A Walkthrough Example of torch.compile with IREE-Turbine
In this post, we’ll show some demo code that you can easily reproduce with the following environment setup.
Environment
Required Python packages:
To install the Python packages, run the following commands:
pip install torch==2.4.0
pip install iree-turbine==2.4.0
What is torch.compile?
torch.compile is a JIT (Just-In-time) compiler that optimizes arbitrary Python functions or models by using a specified backend.
Basic Usage
To optimize a torch.nn.Module, we need to wrap it with a torch.compile call.
import torch
class LinearModule(torch.nn.Module):
def __init__(self, in_features, out_features):
super().__init__()
self.weight = torch.nn.Parameter(torch.randn(in_features, out_features))
self.bias = torch.nn.Parameter(torch.randn(out_features))
def forward(self, input):
return (input @ self.weight) + self.bias
linear_module = LinearModule(4, 3)
# Compile the module
optimized_linear_module = torch.compile(linear_module)
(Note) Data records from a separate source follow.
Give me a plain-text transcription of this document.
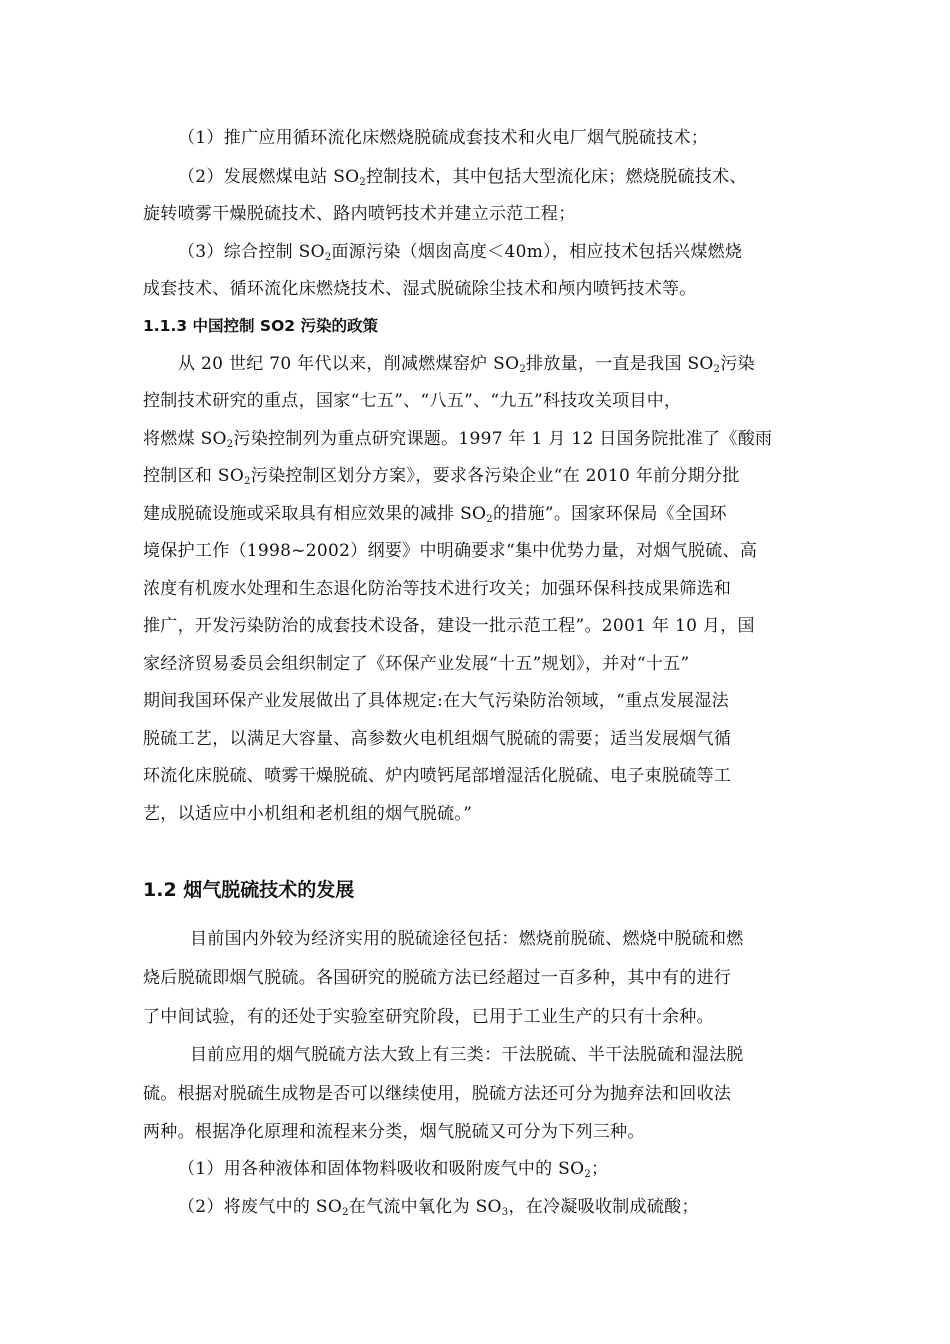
（1）推广应用循环流化床燃烧脱硫成套技术和火电厂烟气脱硫技术；
（2）发展燃煤电站 $SO_2$控制技术，其中包括大型流化床；燃烧脱硫技术、
旋转喷雾干燥脱硫技术、路内喷钙技术并建立示范工程；
（3）综合控制 $SO_2$面源污染（烟囱高度＜40m），相应技术包括兴煤燃烧
成套技术、循环流化床燃烧技术、湿式脱硫除尘技术和颅内喷钙技术等。
1.1.3 中国控制 SO2 污染的政策
从 20 世纪 70 年代以来，削减燃煤窑炉 $SO_2$排放量，一直是我国 $SO_2$污染
控制技术研究的重点，国家“七五”、“八五”、“九五”科技攻关项目中，
将燃煤 $SO_2$污染控制列为重点研究课题。1997 年 1 月 12 日国务院批准了《酸雨
控制区和 $SO_2$污染控制区划分方案》，要求各污染企业“在 2010 年前分期分批
建成脱硫设施或采取具有相应效果的减排 $SO_2$的措施”。国家环保局《全国环
境保护工作（1998~2002）纲要》中明确要求“集中优势力量，对烟气脱硫、高
浓度有机废水处理和生态退化防治等技术进行攻关；加强环保科技成果筛选和
推广，开发污染防治的成套技术设备，建设一批示范工程”。2001 年 10 月，国
家经济贸易委员会组织制定了《环保产业发展“十五”规划》，并对“十五”
期间我国环保产业发展做出了具体规定:在大气污染防治领域，“重点发展湿法
脱硫工艺，以满足大容量、高参数火电机组烟气脱硫的需要；适当发展烟气循
环流化床脱硫、喷雾干燥脱硫、炉内喷钙尾部增湿活化脱硫、电子束脱硫等工
艺，以适应中小机组和老机组的烟气脱硫。”
1.2 烟气脱硫技术的发展
目前国内外较为经济实用的脱硫途径包括：燃烧前脱硫、燃烧中脱硫和燃
烧后脱硫即烟气脱硫。各国研究的脱硫方法已经超过一百多种，其中有的进行
了中间试验，有的还处于实验室研究阶段，已用于工业生产的只有十余种。
目前应用的烟气脱硫方法大致上有三类：干法脱硫、半干法脱硫和湿法脱
硫。根据对脱硫生成物是否可以继续使用，脱硫方法还可分为抛弃法和回收法
两种。根据净化原理和流程来分类，烟气脱硫又可分为下列三种。
（1）用各种液体和固体物料吸收和吸附废气中的 $SO_2$；
（2）将废气中的 $SO_2$在气流中氧化为 $SO_3$，在冷凝吸收制成硫酸；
How does torch.compile work?

TorchDynamo
TorchDynamo is responsible for JIT compiling arbitrary Python code into FX graphs, which can then be further optimized.
TorchDynamo will capture the bytecode before PVM execute them using Frame Evaluation API (PEP-0523) and then extracts FX graphs by analyzing the bytecode during runtime and detecting calls to PyTorch operations.

FX
FX is a toolkit for developers to use to transform torch.nn.Module instances. FX consists of three main components: a symbolic tracer, an intermediate representation, and Python code generation.
import torch
class LinearModule(torch.nn.Module):
def __init__(self, in_features, out_features):
super().__init__()
self.weight = torch.nn.Parameter(torch.randn(in_features, out_features))
self.bias = torch.nn.Parameter(torch.randn(out_features))
def forward(self, input):
return (input @ self.weight) + self.bias
linear_module = LinearModule(4, 3)
from torch.fx import symbolic_trace
# Symbolic tracing frontend - captures the semantics of the module
symbolic_traced : torch.fx.GraphModule = symbolic_trace(module)
# FX Graph IR - Graph representation
print(symbolic_traced.graph)
# Code generation - valid Python code matching the graph
print(symbolic_traced.code)
The FX graph IR (torch.fx.Graph):
graph():
%input_1 : [num_users=1] = placeholder[target=input]
%weight : [num_users=1] = get_attr[target=weight]
%matmul : [num_users=1] = call_function[target=operator.matmul](args = (%input_1, %weight), kwargs = {})
%bias : [num_users=1] = get_attr[target=bias]
%add : [num_users=1] = call_function[target=operator.add](args = (%matmul, %bias), kwargs = {})
return add
The Python code:
def forward(self, input):
input_1 = input
weight = self.weight
matmul = input_1 @ weight; input_1 = weight = None
bias = self.bias
add = matmul + bias; matmul = bias = None
return add
AOTAutograd
AOTAutograd will generate backward computation graph from forward computation graph.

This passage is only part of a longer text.